Wednesday, March 25, 2009


On Saturday I'm taking part in a workshop with Tuulia Salmela. She will be teaching us her Tailored Sweater method. I am so looking forward to it as this will be my first formal lesson here in the US, in fact, it'll be my first formal lesson full stop. Aside from the generous instruction I received from my grandmother at age 8, I am entirely self-taught, so this will be a new adventure for me.

In preparation for the event, I started to look out the required materials yesterday. I could manage the tape measure, scissors and stitch markers, but the stitch holder request means I have to get my baby jacket, Mae, off the needles this week and, ah, needles........... Yup needles were an issue. US 7 is not something I commonly have laying around in my very cosmopolitan needle collection. You see, I own needles from several different countries which I can tell you, does not simplify life at all! My needle gauge is my best friend and without it I'd be totally stumped. I'm always trying to translate US or UK sizes into metric, then I get confused and finally end up forgetting whether I'm looking for US6 (4mm) or US4 (3.5mm). Sometimes it can really be a problem.
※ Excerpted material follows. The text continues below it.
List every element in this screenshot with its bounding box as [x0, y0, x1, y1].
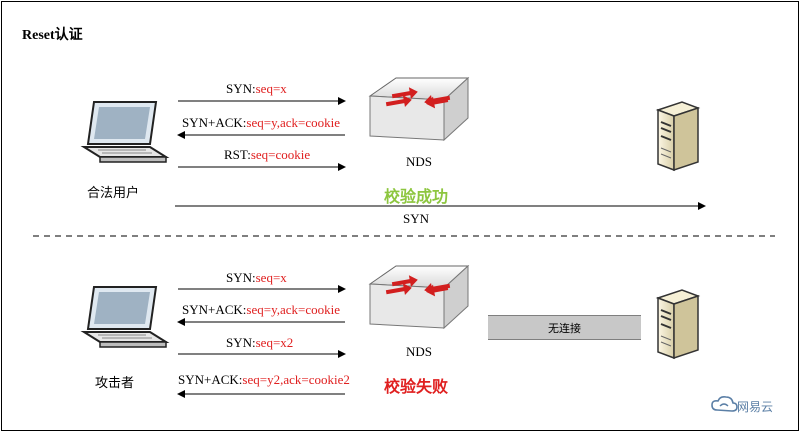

I wouldn't mind if this just happened with knitting needles, but as it extends to every area of my life, it's no wonder I'm disorganised. My home filing system has to manage both American letter-sized documents and European A4 sized ones, so my hanging files have to be legal sized to fit everything in. If I could find my scanner, I'd go completely digital and get rid of the paper altogether!

In an effort to order my circular needles last year, I received a beautiful silk holder as a present. I was ecstatic, until I tried to do just that. Each pocket is labelled with the US size, so I had to go through all my other needles writing the US sizing on the packet to slot them into the right places. By the time I'd finished there was so much packaging in the holder that I couldn't close the thing! So much for organization!

Anyway, I managed to knit this swatch out of Cascade Sierra Quatro with the only US7 that I had. I hit gauge perfectly, so I have invested in some new needles which are the correct length to complete our sample at the workshop. I'm really looking forward to some down time with friends this Saturday and afterwards I shall delight in slipping those needles into the correct pocket of my holder. At least one set will be organized.

Oh, here's yesterday's pictures of the Space Bag full of yarn and the kid's rescued handknits.


Almost American said...

My needle gauge is my best friend too - I have needles in traditional UK, European (mm) and American sizes. The European ones are my standard that I reference everything else to - the mm measurements make so much sense!

I bought a beautiful Namaste bag to organize my knitting needles - only to discover that the needles I bought in France don't really fit because they are about an inch longer than all my other needles. These are the needles I use the most, because that extra inch allows me to tuck the left hand needle under my arm and it stays stationary as I knit.

I'd actually like some more needles that length - but oddly enough even on French knitting sites I don't seem to be able to find any :-(

Rudee said...

Put a set of Knitpicks Option needles on your wish list. I love mine and use them all of the time. THey have pointy tips and are slick as a baby's behind.

Jane said...

AA - Thanks for popping in. I'm the same, I use European as a reference and wish all needles (and patterns) were labelled in mm's. That way I know mentally what I'm talking about. The fact that UK and US sizes are the exact opposites is very confusing. At least with mm you know instantly if you're dealing with something large or small.
Rudee - I love Knitpicks too. Great value for money!

Jane said...

Talking of Knitpicks - check out the Knitpicks Podcast, very interesting.

Connie said...

How was the class? I love Tuliia's designs :) I've taken a class too - with Kate Gilbert and it was such a thrill to meet her.